Instagram info-posts lack credibility for serious issues

Photo courtesy of Harlen Cruz.

You remember the black square Instagram flood of 2020, and the following backlash which brought to common use the term “performative activism.” When someone performs activism, they do something with no real impact and claim to be part of a movement, just as so many did with Black Lives Matter.

Now, if you don’t share the Instagram story sticker about it, some people you follow will effectively decide you don’t care about the war in Ukraine. This decision will pay no mind to the fact that they can’t remember the details of the Israel-Palestine conflict they vehemently made the same statements about last year, just that if you’re not sharing, you’re not caring.

But silence on Instagram is not the worst thing you can do, contrary to what the carousel posts will tell you. The worst thing you can do is assume ten slides in popular fonts and color schemes could possibly inform you accurately on a decades long imperialist conflict.

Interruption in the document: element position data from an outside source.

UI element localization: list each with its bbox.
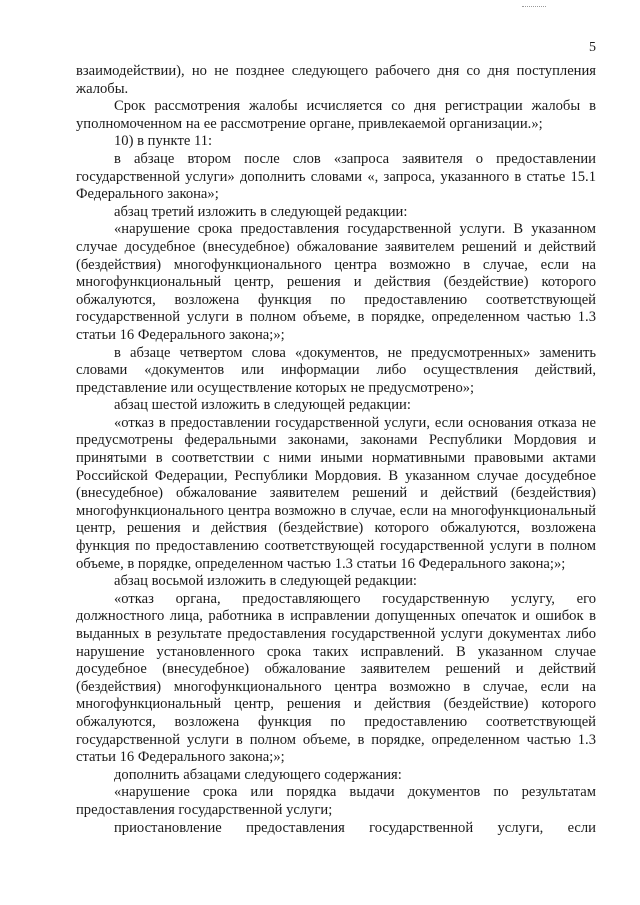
document-body (76, 63, 596, 837)
paragraph: приостановление предоставления государственной услуги, если (114, 819, 596, 836)
paragraph: «нарушение срока или порядка выдачи документов по результатам предоставления государственной услуги; (76, 784, 596, 818)
paragraph: «отказ органа, предоставляющего государственную услугу, его должностного лица, работника в исправлении допущенных опечаток и ошибок в выданных в результате предоставления государственной услуги документах либо нарушение установленного срока таких исправлений. В указанном случае досудебное (внесудебное) обжалование заявителем решений и действий (бездействия) многофункционального центра возможно в случае, если на многофункциональный центр, решения и действия (бездействие) которого обжалуются, возложена функция по предоставлению соответствующей государственной услуги в полном объеме, в порядке, определенном частью 1.3 статьи 16 Федерального закона;»; (76, 590, 596, 766)
paragraph: абзац шестой изложить в следующей редакции: (114, 397, 411, 414)
scan-artifact (522, 6, 546, 9)
paragraph: Срок рассмотрения жалобы исчисляется со дня регистрации жалобы в уполномоченном на ее рассмотрение органе, привлекаемой организации.»; (76, 98, 596, 132)
paragraph: дополнить абзацами следующего содержания: (114, 766, 402, 783)
paragraph: взаимодействии), но не позднее следующего рабочего дня со дня поступления жалобы. (76, 63, 596, 97)
page-number: 5 (589, 40, 596, 55)
paragraph: в абзаце четвертом слова «документов, не предусмотренных» заменить словами «документов или информации либо осуществления действий, представление или осуществление которых не предусмотрено»; (76, 344, 596, 396)
paragraph: 10) в пункте 11: (114, 133, 213, 150)
paragraph: «нарушение срока предоставления государственной услуги. В указанном случае досудебное (внесудебное) обжалование заявителем решений и действий (бездействия) многофункционального центра возможно в случае, если на многофункциональный центр, решения и действия (бездействие) которого обжалуются, возложена функция по предоставлению соответствующей государственной услуги в полном объеме, в порядке, определенном частью 1.3 статьи 16 Федерального закона;»; (76, 221, 596, 343)
paragraph: абзац третий изложить в следующей редакции: (114, 203, 408, 220)
paragraph: «отказ в предоставлении государственной услуги, если основания отказа не предусмотрены федеральными законами, законами Республики Мордовия и принятыми в соответствии с ними иными нормативными правовыми актами Российской Федерации, Республики Мордовия. В указанном случае досудебное (внесудебное) обжалование заявителем решений и действий (бездействия) многофункционального центра возможно в случае, если на многофункциональный центр, решения и действия (бездействие) которого обжалуются, возложена функция по предоставлению соответствующей государственной услуги в полном объеме, в порядке, определенном частью 1.3 статьи 16 Федерального закона;»; (76, 414, 596, 572)
paragraph: абзац восьмой изложить в следующей редакции: (114, 573, 417, 590)
paragraph: в абзаце втором после слов «запроса заявителя о предоставлении государственной услуги» дополнить словами «, запроса, указанного в статье 15.1 Федерального закона»; (76, 150, 596, 203)
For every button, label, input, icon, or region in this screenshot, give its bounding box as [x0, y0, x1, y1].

Accounts like @shityoushouldcareabout are amongst the main perpetrators of this awful trend. Right beside a quirky graphic reading “Russia’s invasion of Ukraine: Explained” you’ll find “Today’s mundane poll: is the romcom dead?” While creating easily digestible information packages is no sin, to assume only interacting with these posts qualifies as complete education or “caring” is just thoughtless.

The constantly updated feed of accounts like this both sensationalize and minimize political, social and world-scale issues by giving each of them equal square-shaped space. This week you will learn about Ukraine, but next week there will be something new to “care” about, and your feed will forget the thing you considered the moral difference between you and others last week. 

Going viral for a post about a war treats the actual war as a viral thing, but the issue is that the conflict will not end when the retweets do. Months ago you’ll recall seeing posts about the war in Yemen, or maybe you won’t, because the posts stopped being made. 

I’m not going to claim to be all-knowing about world conflicts, because I admit that the 24-hour news cycle overwhelms me too. But I know that making posts about it doesn’t add to my influence, or tell most of my followers anything they haven’t already seen that morning. 

That said, it’s easy to be fooled by the aesthetics of it all. We’ve been taught to have so much distrust in mainstream media that it makes sense to turn to other sources, but in the process we have placed trust in ones entirely less credible. 

If you want to begin to learn about Ukraine, and what you can do to give meaningful help to the people in danger, look to direct sources. Evaluate information critically — who is posting it, how did they get their information, is that information from a biased source? Look to educators right here at Ramapo. It’s not as quick or gratifying as your Instagram story, but it is infinitely more valuable.

Beyond that, you can find solace in knowing that it is, in fact, okay if you don’t understand what’s going on in every corner of the world. You can learn quietly and gather information to form an opinion slowly. No one is really checking the sticker to see who of their 500 followers didn’t repost it, anyway.

When the posts make you feel helpless, and the stories make you feel inconsiderate, look for ways to make change in your community. There are people who need help everywhere, and the biggest difference you can make is dedicating yourself to one action at a time.